Lo importante, repito, es que, a pesar de nuestra imbecilidad, la Iglesia sigue avanzando y creciendo gracias al impulso del Espíritu Santo.
Y ahora, para explicar esta crisis de la Iglesia, voy a apoyarme en dos pasajes del Evangelio, fijándome, además de en su mensaje, en sus destinatarios y en la complementariedad entre dichos mensajes; por lo tanto, en la complementariedad de misiones de sus destinatarios.

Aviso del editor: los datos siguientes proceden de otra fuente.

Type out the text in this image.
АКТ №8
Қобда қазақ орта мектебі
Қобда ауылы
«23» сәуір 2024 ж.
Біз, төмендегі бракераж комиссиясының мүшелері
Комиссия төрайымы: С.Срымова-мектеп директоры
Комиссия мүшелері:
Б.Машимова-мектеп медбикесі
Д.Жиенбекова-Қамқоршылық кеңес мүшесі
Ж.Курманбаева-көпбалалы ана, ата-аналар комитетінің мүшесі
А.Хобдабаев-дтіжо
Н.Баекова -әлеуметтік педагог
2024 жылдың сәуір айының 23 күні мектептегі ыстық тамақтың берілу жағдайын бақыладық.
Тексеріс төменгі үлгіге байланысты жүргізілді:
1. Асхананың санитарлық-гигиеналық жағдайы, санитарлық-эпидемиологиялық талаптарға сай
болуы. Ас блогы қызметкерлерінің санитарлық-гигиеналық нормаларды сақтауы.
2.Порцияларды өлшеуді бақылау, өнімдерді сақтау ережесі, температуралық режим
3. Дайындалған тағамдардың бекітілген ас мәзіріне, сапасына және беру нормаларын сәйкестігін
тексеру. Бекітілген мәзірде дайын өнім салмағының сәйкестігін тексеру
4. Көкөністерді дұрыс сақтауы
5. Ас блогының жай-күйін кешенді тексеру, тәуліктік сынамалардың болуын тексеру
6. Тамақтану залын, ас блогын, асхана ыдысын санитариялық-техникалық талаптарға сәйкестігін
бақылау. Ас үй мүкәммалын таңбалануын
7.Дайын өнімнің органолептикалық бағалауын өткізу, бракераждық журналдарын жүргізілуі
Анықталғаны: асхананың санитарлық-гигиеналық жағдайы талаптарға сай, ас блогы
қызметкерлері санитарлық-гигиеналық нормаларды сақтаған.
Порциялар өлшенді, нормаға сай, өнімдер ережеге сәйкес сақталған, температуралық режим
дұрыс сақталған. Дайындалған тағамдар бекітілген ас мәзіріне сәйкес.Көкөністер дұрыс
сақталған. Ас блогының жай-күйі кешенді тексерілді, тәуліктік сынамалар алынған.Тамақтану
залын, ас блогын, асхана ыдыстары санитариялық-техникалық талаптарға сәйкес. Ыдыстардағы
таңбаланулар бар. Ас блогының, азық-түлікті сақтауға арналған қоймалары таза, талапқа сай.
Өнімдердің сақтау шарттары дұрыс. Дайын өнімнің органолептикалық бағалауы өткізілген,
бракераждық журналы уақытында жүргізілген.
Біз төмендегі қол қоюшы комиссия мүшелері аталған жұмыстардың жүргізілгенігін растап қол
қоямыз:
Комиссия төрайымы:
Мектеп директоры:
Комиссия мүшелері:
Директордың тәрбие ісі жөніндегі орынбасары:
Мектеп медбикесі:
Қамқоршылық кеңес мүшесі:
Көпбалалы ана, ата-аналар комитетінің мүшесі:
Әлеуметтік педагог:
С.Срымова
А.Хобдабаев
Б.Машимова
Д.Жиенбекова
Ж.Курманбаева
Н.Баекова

El primer pasaje es el del capítulo 5,48 del Evangelio de San Mateo, en el que Jesús invita a la multitud que le escucha a ser “santos como vuestro Padre celestial es santo”. Ahí tenemos la llamada universal a la santidad, en el mismo comienzo y núcleo del mensaje cristiano, dirigida a todos y cada uno de los hombres y mujeres. No es una invención de san Josemaría Escrivá y del Opus Dei, por mucho que pueda pasar, como he dicho antes, que Dios cuente con el tiempo, no tanto para que una parte esencial del mensaje cristiano se cumpla, porque desde el principio del cristianismo ha habido multitud de santos de todas las condiciones sociales, sino para que este mensaje que se ha vivido con mayor o menor intensidad, se sepa además explicar y mostrar cómo se cumple.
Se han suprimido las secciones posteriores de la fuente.